Папа, которому Валентина Павловна постелила теперь в гостиной, заглянул ко мне:
— Не спишь, дочурка?
— Нет.
— Я слышу, ворочаешься. Тебе успокоительного не надо? У меня есть целый арсенал.
— Нет, папуль, я нормально. Просто мысли. Скажи, па, мужчина, прыгавший с парашютом, способный водить машину, как автогонщик, меняющий автомобили, без труда раскидывающий в драке троих, способный справиться со сложной аппаратурой и не говорящий своей фамилии и вообще ничего про себя, кем может быть?
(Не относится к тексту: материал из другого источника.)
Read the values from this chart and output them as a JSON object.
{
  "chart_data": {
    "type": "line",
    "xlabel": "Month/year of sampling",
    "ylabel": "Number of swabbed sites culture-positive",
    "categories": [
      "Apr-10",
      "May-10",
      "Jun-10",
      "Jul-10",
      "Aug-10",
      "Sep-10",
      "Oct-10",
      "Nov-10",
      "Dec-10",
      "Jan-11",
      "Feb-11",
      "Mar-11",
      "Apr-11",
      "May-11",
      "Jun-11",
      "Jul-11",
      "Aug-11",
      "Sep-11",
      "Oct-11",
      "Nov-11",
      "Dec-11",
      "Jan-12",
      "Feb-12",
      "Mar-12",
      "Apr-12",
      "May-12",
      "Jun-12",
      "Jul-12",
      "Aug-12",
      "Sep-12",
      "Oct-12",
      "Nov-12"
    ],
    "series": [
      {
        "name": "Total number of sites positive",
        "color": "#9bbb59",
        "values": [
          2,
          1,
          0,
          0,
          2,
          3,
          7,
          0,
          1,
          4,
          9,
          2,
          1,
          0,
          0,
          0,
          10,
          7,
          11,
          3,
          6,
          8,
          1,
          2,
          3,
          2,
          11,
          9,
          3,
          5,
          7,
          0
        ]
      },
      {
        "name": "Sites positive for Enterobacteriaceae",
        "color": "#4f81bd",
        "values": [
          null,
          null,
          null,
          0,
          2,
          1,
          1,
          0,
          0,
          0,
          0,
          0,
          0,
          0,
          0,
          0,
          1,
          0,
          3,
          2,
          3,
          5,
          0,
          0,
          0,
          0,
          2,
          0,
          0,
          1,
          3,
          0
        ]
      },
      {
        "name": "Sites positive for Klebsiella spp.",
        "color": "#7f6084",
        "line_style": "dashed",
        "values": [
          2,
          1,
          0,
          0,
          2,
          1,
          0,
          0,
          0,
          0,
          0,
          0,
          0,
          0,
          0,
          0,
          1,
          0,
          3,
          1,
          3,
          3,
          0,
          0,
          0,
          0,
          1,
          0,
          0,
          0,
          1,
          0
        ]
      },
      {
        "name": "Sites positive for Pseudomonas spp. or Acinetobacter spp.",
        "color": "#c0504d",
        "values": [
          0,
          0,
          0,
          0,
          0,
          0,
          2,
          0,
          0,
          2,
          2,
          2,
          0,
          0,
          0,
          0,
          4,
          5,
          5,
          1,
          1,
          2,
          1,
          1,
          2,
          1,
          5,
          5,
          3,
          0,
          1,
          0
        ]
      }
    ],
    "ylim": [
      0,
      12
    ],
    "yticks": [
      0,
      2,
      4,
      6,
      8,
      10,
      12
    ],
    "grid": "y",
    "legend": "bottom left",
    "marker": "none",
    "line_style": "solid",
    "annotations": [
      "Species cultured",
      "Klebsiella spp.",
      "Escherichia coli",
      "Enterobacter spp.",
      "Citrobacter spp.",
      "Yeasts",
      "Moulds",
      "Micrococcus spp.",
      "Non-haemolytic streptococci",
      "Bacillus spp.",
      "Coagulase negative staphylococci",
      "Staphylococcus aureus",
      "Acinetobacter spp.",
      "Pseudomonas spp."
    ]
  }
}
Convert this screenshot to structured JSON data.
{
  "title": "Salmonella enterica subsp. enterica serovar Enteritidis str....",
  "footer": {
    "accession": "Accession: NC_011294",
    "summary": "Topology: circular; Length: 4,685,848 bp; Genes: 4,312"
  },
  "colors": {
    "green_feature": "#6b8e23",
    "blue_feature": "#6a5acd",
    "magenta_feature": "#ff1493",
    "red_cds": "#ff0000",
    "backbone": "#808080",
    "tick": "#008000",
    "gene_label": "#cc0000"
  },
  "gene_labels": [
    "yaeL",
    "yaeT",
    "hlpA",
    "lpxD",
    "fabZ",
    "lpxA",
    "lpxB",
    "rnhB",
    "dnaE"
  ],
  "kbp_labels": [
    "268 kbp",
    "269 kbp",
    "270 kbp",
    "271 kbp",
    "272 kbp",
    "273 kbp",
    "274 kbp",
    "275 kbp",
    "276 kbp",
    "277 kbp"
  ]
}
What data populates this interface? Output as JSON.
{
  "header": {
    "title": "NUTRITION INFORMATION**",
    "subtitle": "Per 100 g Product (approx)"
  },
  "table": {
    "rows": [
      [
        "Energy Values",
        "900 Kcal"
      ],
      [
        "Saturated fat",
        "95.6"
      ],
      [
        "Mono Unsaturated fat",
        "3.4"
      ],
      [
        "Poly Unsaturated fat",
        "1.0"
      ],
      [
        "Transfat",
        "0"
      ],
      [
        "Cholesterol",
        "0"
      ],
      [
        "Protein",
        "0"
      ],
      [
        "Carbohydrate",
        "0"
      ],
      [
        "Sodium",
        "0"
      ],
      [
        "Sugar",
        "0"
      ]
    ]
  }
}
Папа крякнул и потёр подбородок.
— Это тот, что тебя спас?
— Да.
— То есть он был с бандой?
— Да.
— Скорей всего и сам один из них. Недавно смотрел сериал, где бывший десантник стал наёмником. Просто не человек, а машина для убийства… — папа напрягся, потом выдохнул. — Хорошо, что он пожалел тебя, Женёк. Но ты постарайся забыть всё, как страшный сон, это уже в прошлом.
Забыть?
Я поёрзала и поправила подушку, замотала головой.
— Но ведь он был добрым. И его фотографию среди других членов банды мне не показали. Может, он работает на наших?
Папа усмехнулся.
— Спецагент под прикрытием?
— Ну да.
— Знаешь, дочурка, ты всегда отличалась богатым воображением и жила в своей балетной сказке, оторванная от мира, но реальность намного прозаичнее. Так что, думаю, встретился тебе не Серый Волк, пожалевший Красную Шапочку, а обычный преступник…
— Не обычный. Представляешь, он принял меня сначала за ребёнка!
— Вот видишь?! — папа снова вздохнул и подошёл ко мне, присел на край кровати. — Я в другом сериале как раз видел, что у многих киллеров есть принцип не убивать детей. Вот и этот пожалел. А потом уже куда деваться? Вроде неловко перед самим собой заднюю давать.
Я даже села, возмущенная подобным предположением.
— Заднюю?! Папа, но он же меня вернул! И что ты всё про сериалы? Они тоже не обычная жизнь, а придуманная.
— Зато жизненная. Что я могу сказать? Спасибо ему, что вернул! Но перед этим, не забывай, именно он тебя похитил, как-то отключил, а потом держал несколько дней взаперти, как ты рассказываешь. То есть он всё-таки может быть опасен.
— Да нет, он не опасный, он очень добрый, правда!
— Угу, — помрачнел папа. — Я читал про такую ерунду, как Стокгольмский синдром, но никогда не думал, что моя сильная, разумная дочурка его испытает. Тебе нужен психолог, Женёк. У тебя шок и травма.
— Не нужен мне никакой психолог, — насупилась я. — У меня всё в порядке и досаждают мне только журналисты!
— И они тебя так просто в покое не оставят, уж поверь. Мне все эти дни звонила одна настырная мадам из репортёров. И блогер какой-то.
— Папочка, — взмолилась я. — Давай не будем об этом? Я так устала!
— Хорошо, прости, Женёк. Спокойной ночи!